Ahok yang berpasangan dengan Djarot kalah telak meski telah menorehkan rentetan karya monumental bagi kota dan masyarakat Jakarta yang belum pernah dilakukan siapapun pendahulunya.
Kekalahan itu diterima Ahok dan Djarot dengan lapang dada.
***
Lalu jaksa penuntut umum pada sidang pengadilan yang bergulir karena fitnah yang digembar-gamborkan itu, akhirnya menyatakan Ahok tak menista agama. Mereka justru mengajukan tuntutan aneh: Ahok menghina golongan.
Sungguh saya tak mampu memhami siapa dan golongan mana yang dihinanya.
Tapi biarlah proses hukum di pengadilan itu berjalan hingga akhir. Toh putusan ada di tangan hakim. Ahok dan pengacaranya -- sebagaimana jaksa yang menyampaikan tuntutan -- kemudian masih dapat mengajukan banding jika merasa keputusan yang disampaikan hakim dianggap tak memuaskan.
***
Memperebutkan kekuasaan hari ini bukan lagi soal bersih-kotor atau bebas-terikat KKN. Tapi tentang agama dan keimanan yang sama. Berderet-deret tokoh Muslim -- bahkan pemuka agama Islam -- yang dijebloskan ke penjara karena tertangkap tangan maupun terbukti korupsi agaknya tak lebih penting dibanding agama dan keimanan yang sama.
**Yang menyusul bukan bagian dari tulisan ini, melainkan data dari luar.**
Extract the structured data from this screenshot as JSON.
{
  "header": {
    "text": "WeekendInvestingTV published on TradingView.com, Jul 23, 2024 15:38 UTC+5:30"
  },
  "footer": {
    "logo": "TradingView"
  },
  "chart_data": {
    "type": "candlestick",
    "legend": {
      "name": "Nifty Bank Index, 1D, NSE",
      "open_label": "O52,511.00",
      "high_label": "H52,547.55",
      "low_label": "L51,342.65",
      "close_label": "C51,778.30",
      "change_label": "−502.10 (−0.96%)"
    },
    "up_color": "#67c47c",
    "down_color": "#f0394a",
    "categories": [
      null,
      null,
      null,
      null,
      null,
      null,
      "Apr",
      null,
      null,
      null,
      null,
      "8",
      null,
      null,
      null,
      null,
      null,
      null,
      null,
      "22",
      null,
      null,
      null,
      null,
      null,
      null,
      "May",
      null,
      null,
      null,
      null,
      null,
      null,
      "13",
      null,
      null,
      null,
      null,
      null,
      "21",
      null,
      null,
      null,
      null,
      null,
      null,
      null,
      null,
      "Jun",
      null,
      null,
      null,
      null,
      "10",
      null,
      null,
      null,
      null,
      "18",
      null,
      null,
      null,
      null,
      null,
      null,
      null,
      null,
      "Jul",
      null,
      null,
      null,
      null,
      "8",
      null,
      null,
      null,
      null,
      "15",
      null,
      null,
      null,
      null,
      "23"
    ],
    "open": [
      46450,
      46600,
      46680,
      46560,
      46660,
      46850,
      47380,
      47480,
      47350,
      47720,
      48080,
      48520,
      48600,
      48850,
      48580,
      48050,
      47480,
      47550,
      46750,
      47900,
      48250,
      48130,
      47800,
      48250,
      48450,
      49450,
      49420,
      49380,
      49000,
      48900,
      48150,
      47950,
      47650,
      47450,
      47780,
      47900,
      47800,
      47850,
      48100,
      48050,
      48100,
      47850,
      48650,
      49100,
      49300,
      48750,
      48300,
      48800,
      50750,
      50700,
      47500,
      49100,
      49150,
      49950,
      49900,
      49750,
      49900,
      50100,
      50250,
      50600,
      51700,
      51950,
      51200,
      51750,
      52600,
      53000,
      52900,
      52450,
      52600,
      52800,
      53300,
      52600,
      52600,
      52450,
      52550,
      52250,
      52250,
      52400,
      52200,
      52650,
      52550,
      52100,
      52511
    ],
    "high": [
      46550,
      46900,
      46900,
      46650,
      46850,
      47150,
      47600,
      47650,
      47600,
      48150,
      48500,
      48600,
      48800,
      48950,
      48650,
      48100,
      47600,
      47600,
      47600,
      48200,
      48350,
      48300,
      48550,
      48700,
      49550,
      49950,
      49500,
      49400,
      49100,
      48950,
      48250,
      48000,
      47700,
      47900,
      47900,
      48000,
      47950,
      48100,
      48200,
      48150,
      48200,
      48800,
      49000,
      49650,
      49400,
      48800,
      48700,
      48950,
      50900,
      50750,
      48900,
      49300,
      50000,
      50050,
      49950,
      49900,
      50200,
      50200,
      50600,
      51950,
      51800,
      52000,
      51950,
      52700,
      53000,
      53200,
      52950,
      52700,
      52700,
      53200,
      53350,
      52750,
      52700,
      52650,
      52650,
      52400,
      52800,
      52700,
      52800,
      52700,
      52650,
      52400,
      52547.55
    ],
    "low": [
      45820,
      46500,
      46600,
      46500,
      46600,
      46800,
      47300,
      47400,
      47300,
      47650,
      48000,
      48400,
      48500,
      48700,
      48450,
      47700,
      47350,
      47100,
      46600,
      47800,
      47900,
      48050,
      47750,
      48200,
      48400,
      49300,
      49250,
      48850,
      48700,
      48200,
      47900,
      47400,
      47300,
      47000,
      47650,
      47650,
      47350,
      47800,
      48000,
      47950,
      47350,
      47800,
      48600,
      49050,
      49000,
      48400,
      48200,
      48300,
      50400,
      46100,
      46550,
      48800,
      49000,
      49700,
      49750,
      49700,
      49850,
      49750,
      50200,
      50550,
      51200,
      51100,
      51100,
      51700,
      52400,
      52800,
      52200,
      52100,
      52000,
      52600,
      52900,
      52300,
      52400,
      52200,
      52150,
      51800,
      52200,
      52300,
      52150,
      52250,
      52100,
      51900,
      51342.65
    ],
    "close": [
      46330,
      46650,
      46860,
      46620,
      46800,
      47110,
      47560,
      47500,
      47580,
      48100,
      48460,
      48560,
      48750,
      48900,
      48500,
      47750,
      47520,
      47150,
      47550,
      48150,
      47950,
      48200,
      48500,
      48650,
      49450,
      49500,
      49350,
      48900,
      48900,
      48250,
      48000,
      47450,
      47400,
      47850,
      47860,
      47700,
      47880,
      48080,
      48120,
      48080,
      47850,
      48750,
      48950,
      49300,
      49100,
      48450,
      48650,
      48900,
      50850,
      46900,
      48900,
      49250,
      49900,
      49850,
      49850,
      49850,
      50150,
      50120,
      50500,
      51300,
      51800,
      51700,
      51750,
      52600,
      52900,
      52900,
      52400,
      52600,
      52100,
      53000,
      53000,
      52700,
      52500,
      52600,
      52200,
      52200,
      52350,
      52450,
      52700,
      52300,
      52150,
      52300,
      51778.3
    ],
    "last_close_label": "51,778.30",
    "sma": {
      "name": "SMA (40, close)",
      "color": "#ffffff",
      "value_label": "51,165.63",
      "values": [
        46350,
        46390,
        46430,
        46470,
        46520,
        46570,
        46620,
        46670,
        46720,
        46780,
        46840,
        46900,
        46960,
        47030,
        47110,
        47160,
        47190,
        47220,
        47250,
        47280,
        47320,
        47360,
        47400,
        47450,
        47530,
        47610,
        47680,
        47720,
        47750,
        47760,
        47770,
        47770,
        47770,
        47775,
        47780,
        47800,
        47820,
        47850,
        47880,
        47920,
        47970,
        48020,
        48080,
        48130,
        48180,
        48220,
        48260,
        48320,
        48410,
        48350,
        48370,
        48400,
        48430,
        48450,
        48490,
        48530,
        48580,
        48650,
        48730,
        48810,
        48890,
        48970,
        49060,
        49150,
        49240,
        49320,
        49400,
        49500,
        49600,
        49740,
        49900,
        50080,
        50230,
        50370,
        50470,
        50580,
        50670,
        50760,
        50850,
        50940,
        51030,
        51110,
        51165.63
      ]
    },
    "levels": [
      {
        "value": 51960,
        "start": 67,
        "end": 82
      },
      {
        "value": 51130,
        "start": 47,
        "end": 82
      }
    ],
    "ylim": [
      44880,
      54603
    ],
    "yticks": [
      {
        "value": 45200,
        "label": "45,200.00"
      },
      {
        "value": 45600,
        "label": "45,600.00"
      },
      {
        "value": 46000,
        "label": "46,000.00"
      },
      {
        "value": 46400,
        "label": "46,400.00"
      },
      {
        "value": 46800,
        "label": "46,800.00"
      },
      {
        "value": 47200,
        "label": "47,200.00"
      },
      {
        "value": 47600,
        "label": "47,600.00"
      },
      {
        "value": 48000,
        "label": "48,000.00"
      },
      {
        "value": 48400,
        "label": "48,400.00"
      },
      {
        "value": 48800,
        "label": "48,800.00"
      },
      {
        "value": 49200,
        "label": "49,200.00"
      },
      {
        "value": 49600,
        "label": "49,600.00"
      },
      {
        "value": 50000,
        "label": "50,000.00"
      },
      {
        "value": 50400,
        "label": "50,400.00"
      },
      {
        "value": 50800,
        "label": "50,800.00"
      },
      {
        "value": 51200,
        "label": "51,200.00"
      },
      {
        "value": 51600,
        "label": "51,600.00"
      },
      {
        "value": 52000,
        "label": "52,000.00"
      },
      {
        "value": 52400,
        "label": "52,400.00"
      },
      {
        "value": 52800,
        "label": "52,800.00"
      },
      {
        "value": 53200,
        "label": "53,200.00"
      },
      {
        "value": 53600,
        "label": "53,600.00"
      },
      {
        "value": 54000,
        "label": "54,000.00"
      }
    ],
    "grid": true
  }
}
Maka tuntutan jaksa yang tak menggubris fitnah penistaan agama yang disandangkan kepada Ahok, tetap perlu dikapitalisasikan sebagai suatu ketidak-adilan. Sekelompok orang yang dipimpin Rizieq Shihab dkk melancarkan agitasi dan propaganda seolah pemerintah yang berkuasa tak berpihak pada umat Islam jika kemudian Hakim memutuskan sesuatu yang tak memuaskan syahwat kebencian mereka. Keraguan bahkan ketidak percayaan pada supremasi hukum yang sesungguhnya menjadi salah satu agenda Reformasi 1998, mereka pamerkan melalui aksi massa. Pangliima TNI pun sampai terbata, menjelaskan berputar-putar, dan mengungkap kata bersayap ketika menjawab pertanyaan singkat dan sederhana dari Rosiana Silalahi, soal kemungkinan pendomplengan upaya kudeta terhadap kepemimpinan Presiden Jokowi, saat mewawancarainya di Kompas TV beberapa hari lalu.
Sikap dan langkah Joko Widodo selaku Presiden maupun Kepala Negara dalam menghadapinya memang sangat penting dan berpengaruh pada upaya dan perjuangan mereka memenangkan persaingan 2019 nanti. Mereka yang kini tersandera dan tak leluasa melakoni kebiasaan menguntil dan menjarah kekayaan negara, akan semakin menderita bahkan mati kutu jika Jokowi terpilih lagi melanjutkan kekuasaannya.
Maka citra keberpihakan pada agama dan keimanan mereka menjadi begitu penting. Jauh lebih penting dibanding prilaku biadab dan tak bermoral dalam mempraktekkan laku korupsi-kolusi-nepotisme seperti kasus-kasus raksasa yang terkait dengan e-ktp, BLBI, stadiun olahraga Hambalang, dan seterusnya. Bahkan jauh lebih penting dibanding kriminalisasi terhadap KPK maupun oknum-oknum yang melaksanakan tugasnya disana, seperti penyiraman air keras ke wajah Novel Baswedan tempo hari.
***
Menjelang Suharto menyatakan diri berhenti dan menyerahkan kekuasaan kepada BJ Habibie tahun 1998 lalu, pendukung dan pengikutnya satu per satu berbalik badan, diam-diam atau terang-terangan berkomplot dengan kubu lawan, hingga akhirnya berkhianat pada sosok yang sebelumnya membesarkan mereka.
Dalam hal fitnah penistaan agama ini, saya tak yakin jika mereka yang percaya bahwa Ahok hanya menjadi korban dan menjadi pihak yang dirugikan, akan berbalik badan mengkhianatinya. Mungkin, saya dan mereka hanya mengelus dada jika seandainya terjadi kesemena-menaan. Apapun bentuknya.
Tapi ada kemungkinan terjelek jika kesadaran Indonesia dari, oleh, dan untuk semua tanpa membedakan suku-agama-ras-antar golongan mengeras.
Sebab, tirani mayoritas dalam Bhinneka Tunggal Ika itu sesungguhnya haram.